Besides Kashmir, the armies of India and Pakistan also face off on the Siachen Glacier, the world’s highest battlefield, and the two sides have other disputes over water and territory.
The two countries were both part of British colonial India but were divided into mainly Hindu India and Muslim-majority Pakistan when they got independence in 1947.
Many of their people share a common language and history, but ties have rarely been better than belligerent and they have gone to war three times.
“There is a great deal of yearning among the people of the two countries to see the other,” said Kalim Bahadur, who teaches foreign relations at New Delhi’s Jawaharlal Nehru University.
“There is a shared history that Pakistanis and Indians both want to visit and re-visit,” he said.
One of the items on the agenda at the talks will be the easing of visa restrictions that have kept apart the people of the two countries, including many whose families were separated by the 1947 partition.
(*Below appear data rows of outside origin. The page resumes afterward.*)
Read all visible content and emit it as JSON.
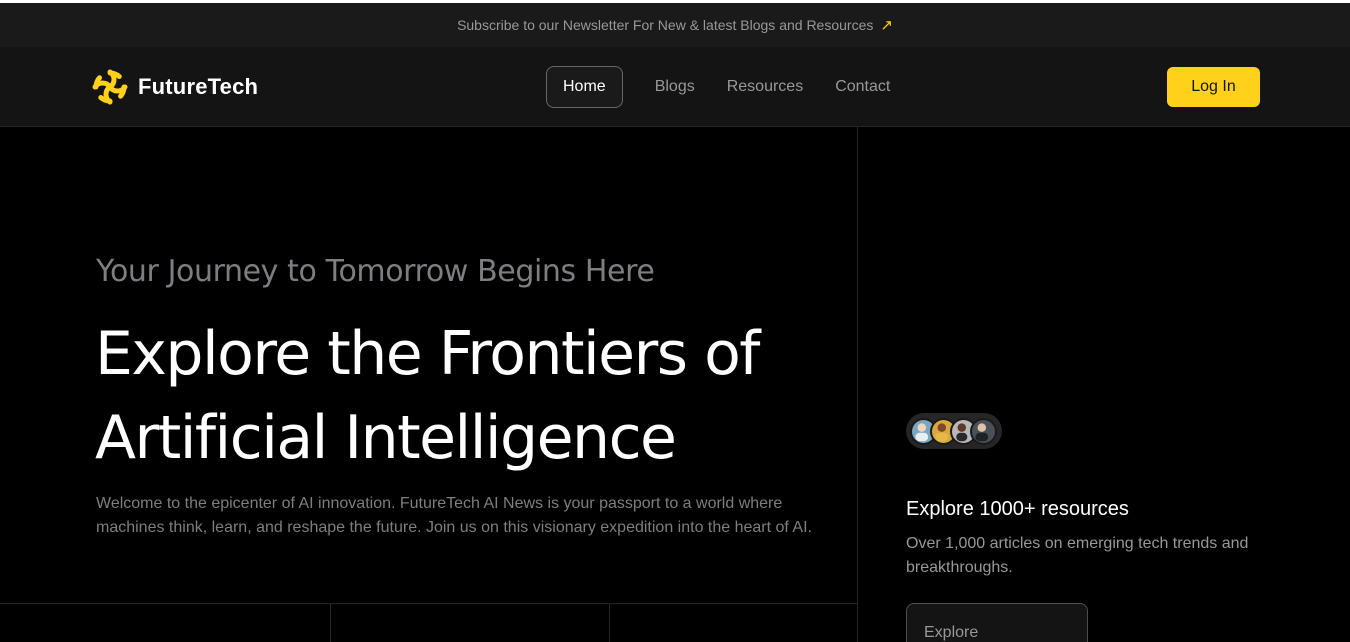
{
  "newsletter": {
    "text": "Subscribe to our Newsletter For New & latest Blogs and Resources",
    "icon": "arrow-up-right-icon"
  },
  "brand": {
    "name": "FutureTech",
    "accent_color": "#ffd11a"
  },
  "nav": {
    "items": [
      {
        "label": "Home",
        "active": true
      },
      {
        "label": "Blogs",
        "active": false
      },
      {
        "label": "Resources",
        "active": false
      },
      {
        "label": "Contact",
        "active": false
      }
    ],
    "login_label": "Log In"
  },
  "hero": {
    "eyebrow": "Your Journey to Tomorrow Begins Here",
    "headline_line1": "Explore the Frontiers of",
    "headline_line2": "Artificial Intelligence",
    "intro": "Welcome to the epicenter of AI innovation. FutureTech AI News is your passport to a world where machines think, learn, and reshape the future. Join us on this visionary expedition into the heart of AI."
  },
  "resources": {
    "title": "Explore 1000+ resources",
    "description": "Over 1,000 articles on emerging tech trends and breakthroughs.",
    "button_label": "Explore Resources"
  }
}
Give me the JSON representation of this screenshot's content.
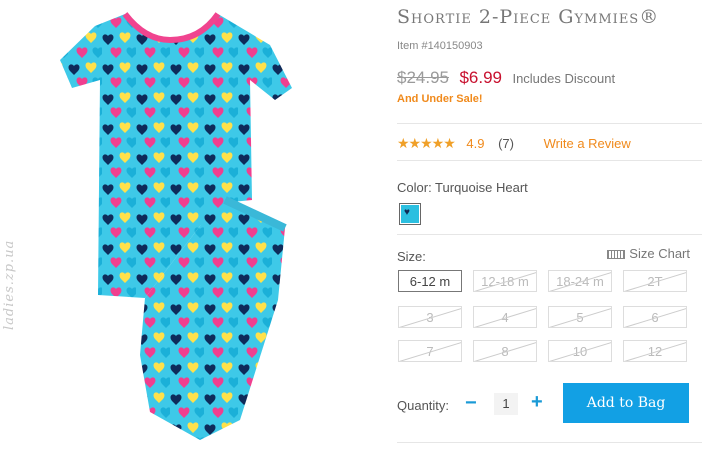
{
  "product": {
    "title": "Shortie 2-Piece Gymmies®",
    "item_number": "Item #140150903",
    "original_price": "$24.95",
    "sale_price": "$6.99",
    "discount_note": "Includes Discount",
    "sale_note": "And Under Sale!",
    "image_name": "turquoise heart pajama set"
  },
  "rating": {
    "stars": "★★★★★",
    "value": "4.9",
    "count": "(7)",
    "write_review": "Write a Review"
  },
  "color": {
    "label": "Color: Turquoise Heart",
    "swatch_color": "#2bbfe0"
  },
  "size": {
    "label": "Size:",
    "chart_label": "Size Chart",
    "options": [
      {
        "label": "6-12 m",
        "available": true,
        "selected": true
      },
      {
        "label": "12-18 m",
        "available": false
      },
      {
        "label": "18-24 m",
        "available": false
      },
      {
        "label": "2T",
        "available": false
      },
      {
        "label": "3",
        "available": false
      },
      {
        "label": "4",
        "available": false
      },
      {
        "label": "5",
        "available": false
      },
      {
        "label": "6",
        "available": false
      },
      {
        "label": "7",
        "available": false
      },
      {
        "label": "8",
        "available": false
      },
      {
        "label": "10",
        "available": false
      },
      {
        "label": "12",
        "available": false
      }
    ]
  },
  "quantity": {
    "label": "Quantity:",
    "minus": "−",
    "value": "1",
    "plus": "+"
  },
  "actions": {
    "add_to_bag": "Add to Bag"
  },
  "watermark": "ladies.zp.ua",
  "colors": {
    "accent_blue": "#12a0e4",
    "sale_red": "#c8102e",
    "orange": "#f08a1c"
  }
}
Tourism officials will also look for ways to open up the nations to each other’s tourists, a process which had been discouraged until now. The two governments will also consider demands to allow more Hindus and Sikhs to visit shrines inside Pakistan and for Muslims to visit holy sites in India.
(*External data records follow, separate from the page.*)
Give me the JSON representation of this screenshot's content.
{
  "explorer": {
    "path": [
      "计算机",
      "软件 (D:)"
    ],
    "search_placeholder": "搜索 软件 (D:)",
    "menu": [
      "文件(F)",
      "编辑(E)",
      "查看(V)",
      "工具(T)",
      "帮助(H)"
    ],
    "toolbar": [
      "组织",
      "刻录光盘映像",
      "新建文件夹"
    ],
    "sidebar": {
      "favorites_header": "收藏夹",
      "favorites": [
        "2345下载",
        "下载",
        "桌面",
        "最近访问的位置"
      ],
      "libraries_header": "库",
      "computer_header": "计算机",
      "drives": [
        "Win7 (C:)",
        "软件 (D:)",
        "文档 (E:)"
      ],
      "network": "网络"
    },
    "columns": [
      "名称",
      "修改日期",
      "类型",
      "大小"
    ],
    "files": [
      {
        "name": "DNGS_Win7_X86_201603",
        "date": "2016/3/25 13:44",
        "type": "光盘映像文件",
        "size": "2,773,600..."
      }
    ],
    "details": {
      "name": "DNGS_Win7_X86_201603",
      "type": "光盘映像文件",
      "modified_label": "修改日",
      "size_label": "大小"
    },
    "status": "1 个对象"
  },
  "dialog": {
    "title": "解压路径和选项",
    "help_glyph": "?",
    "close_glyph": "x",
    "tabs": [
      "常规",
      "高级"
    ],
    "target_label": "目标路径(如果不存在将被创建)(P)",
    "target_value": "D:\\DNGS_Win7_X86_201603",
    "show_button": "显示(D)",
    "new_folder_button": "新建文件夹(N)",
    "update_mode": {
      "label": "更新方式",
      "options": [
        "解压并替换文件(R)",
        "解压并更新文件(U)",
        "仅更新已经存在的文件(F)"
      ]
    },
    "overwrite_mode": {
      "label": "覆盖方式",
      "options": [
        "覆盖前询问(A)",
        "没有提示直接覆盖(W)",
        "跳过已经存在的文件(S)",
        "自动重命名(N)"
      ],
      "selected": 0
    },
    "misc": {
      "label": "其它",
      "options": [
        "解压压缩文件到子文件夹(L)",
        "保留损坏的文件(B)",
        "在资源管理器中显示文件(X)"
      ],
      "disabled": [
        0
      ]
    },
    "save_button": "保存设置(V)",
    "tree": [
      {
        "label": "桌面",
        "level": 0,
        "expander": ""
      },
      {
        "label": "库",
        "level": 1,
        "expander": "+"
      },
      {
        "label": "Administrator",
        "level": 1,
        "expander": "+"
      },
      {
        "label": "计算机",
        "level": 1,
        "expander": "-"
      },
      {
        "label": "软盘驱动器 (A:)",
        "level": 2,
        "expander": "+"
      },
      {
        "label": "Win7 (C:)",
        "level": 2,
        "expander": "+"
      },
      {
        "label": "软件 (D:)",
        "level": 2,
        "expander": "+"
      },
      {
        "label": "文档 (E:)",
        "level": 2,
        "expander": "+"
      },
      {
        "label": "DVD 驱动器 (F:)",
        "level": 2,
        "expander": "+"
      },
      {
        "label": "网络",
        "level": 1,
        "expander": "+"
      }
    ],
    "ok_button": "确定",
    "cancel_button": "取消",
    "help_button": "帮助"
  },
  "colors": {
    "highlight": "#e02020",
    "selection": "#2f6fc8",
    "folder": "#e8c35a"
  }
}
Officials speaking on condition of anonymity said the two sides held discussions on liberalizing current visa policies and providing multiple visas to journalists, academics and tourists. They also discussed holding book fairs and the screening of Bollywood films
The talks form part of a broader peace process between the neighbors that began last year.
Later this week, defense officials will discuss a 20-year-old stand-off on the Siachen Glacier, in the north of Kashmir, where the two armies are engaged in a high altitude stand-off.
Cartographers will also meet to discuss a dispute over maritime boundaries in the Arabian Sea.
Analysts said India and Pakistan were unlikely to announce dramatic measures on people-to-people cooperation or any other minor disputes, because ultimately they remained far apart on the 57-year-old dispute over Kashmir.
Wary of Indian stone-walling on Kashmir in the past, Islamabad is reluctant to restore friendly relations without signs of a deal over Kashmir and wants the two sides to at least set up a time-frame to resolve the dispute.
New Delhi controls the Kashmir Valley — the heart of the disputed territory. It says the entire peace process must not be held hostage to Kashmir, a dispute which they say cannot be solved in a few months.
“There is already a perceptible cooling-off because of the divergence on Kashmir,” said Bahadur. “They will take incremental steps in these talks; you cannot expect a major advance.”